- Leaders: Moussa Ag Acharatoumane (founder) Assalat Ag Habi (military commander)
- Dates active: 2 September 2016 – present
- Split from: National Movement for the Liberation of Azawad (MNLA)
- Active regions: Gao Region, Kidal Region
- Ideology: Tuareg nationalism Secularism
- Political position: Azawad self-determination
- Size: 3,000
- Wars: the Northern Mali conflict

= Movement for the Salvation of Azawad =

Tuareg political movement

The Movement for the Salvation of Azawad (Mouvement pour le salut de l'Azawad; abbreviated MSA) is a Tuareg political movement and armed group in Azawad, Mali. It was founded on 2 September 2016 by Moussa Ag Acharatoumane.

== History ==
The MSA was founded on 2 September 2016 in Tin-Fadimata, north of Ménaka, by former members of the National Movement for the Liberation of Azawad (MNLA).

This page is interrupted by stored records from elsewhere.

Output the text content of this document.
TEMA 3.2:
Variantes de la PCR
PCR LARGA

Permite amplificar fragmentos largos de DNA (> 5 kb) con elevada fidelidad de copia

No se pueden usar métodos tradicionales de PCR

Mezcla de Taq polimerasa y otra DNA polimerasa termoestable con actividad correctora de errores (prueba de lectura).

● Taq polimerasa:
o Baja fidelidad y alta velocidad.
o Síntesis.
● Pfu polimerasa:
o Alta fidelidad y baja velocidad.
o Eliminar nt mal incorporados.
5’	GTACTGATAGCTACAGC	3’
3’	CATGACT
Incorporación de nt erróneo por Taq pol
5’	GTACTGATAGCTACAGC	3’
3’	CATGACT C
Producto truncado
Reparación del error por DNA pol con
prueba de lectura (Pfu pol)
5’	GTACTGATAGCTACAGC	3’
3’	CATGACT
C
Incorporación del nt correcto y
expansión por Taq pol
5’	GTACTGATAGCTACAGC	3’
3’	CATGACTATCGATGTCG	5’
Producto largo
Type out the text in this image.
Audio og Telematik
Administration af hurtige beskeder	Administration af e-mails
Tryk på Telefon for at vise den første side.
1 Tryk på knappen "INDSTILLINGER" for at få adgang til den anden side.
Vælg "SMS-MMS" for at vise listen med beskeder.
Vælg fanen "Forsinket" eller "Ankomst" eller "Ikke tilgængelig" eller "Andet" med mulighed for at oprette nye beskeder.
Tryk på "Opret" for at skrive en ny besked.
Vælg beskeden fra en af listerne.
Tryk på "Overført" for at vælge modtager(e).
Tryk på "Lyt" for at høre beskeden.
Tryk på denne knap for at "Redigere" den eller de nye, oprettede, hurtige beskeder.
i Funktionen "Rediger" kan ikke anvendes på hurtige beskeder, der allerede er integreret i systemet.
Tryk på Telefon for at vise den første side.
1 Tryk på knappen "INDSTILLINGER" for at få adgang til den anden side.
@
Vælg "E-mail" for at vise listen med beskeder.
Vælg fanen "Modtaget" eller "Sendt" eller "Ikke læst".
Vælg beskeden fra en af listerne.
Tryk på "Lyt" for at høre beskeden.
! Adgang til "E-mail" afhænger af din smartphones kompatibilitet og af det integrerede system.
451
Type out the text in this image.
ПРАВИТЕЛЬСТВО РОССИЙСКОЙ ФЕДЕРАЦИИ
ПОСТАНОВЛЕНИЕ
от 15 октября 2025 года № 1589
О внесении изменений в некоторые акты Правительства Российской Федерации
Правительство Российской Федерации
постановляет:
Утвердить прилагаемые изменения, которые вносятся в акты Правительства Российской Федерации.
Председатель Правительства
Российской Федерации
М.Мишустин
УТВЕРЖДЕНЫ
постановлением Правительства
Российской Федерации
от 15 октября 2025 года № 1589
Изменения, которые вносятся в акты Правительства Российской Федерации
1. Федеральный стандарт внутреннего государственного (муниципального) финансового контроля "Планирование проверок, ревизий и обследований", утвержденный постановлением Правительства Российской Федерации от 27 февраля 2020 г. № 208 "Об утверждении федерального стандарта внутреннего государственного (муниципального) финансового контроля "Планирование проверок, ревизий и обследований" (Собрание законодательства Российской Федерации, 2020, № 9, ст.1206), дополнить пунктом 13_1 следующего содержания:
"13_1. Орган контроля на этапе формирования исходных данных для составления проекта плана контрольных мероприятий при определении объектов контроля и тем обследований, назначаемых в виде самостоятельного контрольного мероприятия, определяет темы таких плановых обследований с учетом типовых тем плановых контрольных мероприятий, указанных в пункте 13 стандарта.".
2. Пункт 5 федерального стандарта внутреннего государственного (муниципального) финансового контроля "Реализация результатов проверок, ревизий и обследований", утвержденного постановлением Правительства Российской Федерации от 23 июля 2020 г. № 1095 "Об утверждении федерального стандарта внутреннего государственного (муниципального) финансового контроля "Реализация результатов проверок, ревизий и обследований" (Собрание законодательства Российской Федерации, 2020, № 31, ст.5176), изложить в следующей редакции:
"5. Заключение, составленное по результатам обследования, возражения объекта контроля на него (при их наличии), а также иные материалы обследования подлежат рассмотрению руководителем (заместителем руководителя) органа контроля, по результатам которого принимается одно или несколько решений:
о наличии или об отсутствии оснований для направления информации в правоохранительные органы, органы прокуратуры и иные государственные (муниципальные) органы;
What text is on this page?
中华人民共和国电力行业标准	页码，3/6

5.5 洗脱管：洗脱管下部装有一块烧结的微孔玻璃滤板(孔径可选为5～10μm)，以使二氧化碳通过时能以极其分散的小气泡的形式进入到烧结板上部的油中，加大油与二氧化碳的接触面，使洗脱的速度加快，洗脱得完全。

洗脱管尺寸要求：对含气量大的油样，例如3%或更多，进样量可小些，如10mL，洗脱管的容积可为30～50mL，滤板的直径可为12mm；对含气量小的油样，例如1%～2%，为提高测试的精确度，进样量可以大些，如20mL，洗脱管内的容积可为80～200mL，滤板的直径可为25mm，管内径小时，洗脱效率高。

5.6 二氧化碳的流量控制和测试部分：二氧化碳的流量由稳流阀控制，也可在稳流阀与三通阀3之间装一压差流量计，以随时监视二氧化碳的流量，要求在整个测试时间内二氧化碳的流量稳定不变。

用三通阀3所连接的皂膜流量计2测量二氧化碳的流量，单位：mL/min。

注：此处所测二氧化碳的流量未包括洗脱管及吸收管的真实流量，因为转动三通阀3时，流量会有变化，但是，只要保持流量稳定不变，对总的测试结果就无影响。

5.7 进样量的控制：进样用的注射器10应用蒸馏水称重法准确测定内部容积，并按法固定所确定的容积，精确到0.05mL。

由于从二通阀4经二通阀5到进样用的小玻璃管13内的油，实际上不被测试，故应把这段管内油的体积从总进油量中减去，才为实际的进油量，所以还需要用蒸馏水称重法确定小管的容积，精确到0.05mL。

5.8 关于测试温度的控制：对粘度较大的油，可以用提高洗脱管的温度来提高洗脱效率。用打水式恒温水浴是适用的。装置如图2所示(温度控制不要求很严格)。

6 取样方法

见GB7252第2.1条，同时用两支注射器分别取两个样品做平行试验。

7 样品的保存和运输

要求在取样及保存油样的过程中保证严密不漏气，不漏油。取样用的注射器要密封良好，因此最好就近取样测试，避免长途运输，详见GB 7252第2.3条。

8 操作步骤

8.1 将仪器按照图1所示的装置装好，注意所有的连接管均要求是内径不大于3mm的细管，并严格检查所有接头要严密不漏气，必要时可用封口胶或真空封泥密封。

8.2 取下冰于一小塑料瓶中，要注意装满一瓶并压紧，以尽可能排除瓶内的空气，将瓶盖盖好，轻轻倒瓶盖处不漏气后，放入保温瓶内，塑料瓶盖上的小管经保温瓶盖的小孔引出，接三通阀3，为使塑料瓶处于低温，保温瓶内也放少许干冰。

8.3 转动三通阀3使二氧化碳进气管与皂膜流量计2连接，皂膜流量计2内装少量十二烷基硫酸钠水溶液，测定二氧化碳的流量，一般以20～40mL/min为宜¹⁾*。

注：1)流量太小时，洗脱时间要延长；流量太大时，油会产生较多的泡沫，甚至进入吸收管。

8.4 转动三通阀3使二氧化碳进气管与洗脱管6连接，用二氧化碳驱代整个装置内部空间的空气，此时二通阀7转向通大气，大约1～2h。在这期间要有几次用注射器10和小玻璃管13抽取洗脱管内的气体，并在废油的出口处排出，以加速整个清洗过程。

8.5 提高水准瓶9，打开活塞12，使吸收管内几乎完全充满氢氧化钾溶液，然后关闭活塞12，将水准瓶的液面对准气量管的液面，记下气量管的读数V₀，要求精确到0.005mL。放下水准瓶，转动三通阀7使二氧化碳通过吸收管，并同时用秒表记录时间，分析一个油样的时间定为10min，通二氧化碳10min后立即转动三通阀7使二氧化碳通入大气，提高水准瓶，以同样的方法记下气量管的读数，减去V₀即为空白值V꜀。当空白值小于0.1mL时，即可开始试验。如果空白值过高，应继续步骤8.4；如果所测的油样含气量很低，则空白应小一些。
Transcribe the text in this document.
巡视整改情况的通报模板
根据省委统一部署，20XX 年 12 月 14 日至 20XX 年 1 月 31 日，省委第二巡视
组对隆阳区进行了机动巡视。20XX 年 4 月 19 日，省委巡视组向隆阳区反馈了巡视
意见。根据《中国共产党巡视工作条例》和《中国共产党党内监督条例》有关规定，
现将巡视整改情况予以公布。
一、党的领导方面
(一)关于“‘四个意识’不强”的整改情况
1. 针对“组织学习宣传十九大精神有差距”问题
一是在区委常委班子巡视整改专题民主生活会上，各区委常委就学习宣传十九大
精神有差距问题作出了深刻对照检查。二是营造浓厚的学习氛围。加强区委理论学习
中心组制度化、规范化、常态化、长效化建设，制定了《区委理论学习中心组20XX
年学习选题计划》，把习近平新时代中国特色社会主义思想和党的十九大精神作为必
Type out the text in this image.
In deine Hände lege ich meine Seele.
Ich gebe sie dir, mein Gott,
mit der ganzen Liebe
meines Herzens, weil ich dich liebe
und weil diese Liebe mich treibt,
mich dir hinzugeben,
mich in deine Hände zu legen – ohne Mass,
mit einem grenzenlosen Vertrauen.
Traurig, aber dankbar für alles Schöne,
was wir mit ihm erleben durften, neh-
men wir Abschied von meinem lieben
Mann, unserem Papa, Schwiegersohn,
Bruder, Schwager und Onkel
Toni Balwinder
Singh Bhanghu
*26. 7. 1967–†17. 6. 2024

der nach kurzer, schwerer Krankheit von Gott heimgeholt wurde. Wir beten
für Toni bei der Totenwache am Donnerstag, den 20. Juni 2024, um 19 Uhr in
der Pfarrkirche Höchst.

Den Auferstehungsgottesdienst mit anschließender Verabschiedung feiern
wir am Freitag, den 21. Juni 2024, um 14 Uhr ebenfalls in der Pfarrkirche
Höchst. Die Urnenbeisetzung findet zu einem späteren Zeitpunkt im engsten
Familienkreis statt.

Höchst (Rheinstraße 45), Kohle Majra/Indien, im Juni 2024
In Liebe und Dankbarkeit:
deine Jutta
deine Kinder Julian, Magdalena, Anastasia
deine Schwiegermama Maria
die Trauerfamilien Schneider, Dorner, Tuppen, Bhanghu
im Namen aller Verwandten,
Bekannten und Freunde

With French support, a joint-operation was conducted by the MSA and the Imghad Tuareg Self-Defense Group and Allies (or GATIA) on 23 February 2018 to capture or kill Malian ISIL commander Abu Walid al-Sahrawi. Six ISIL militants were killed in the ensuing clashes, but Al-Sahrawi survived and evaded capture.

MSA and GATIA troops battled ISIL militants from 2 to 5 June 2018. ISIL commander Almahmoud Ag Akawkaw was captured, while Amat Ag Assalate was killed during the battle.

In July 2019 MSA joined Platform and as that also later the CSP-DPA on 6 May 2021, though it later withdrew from it on the 24 September 2023 over its conflict with the Malian Government.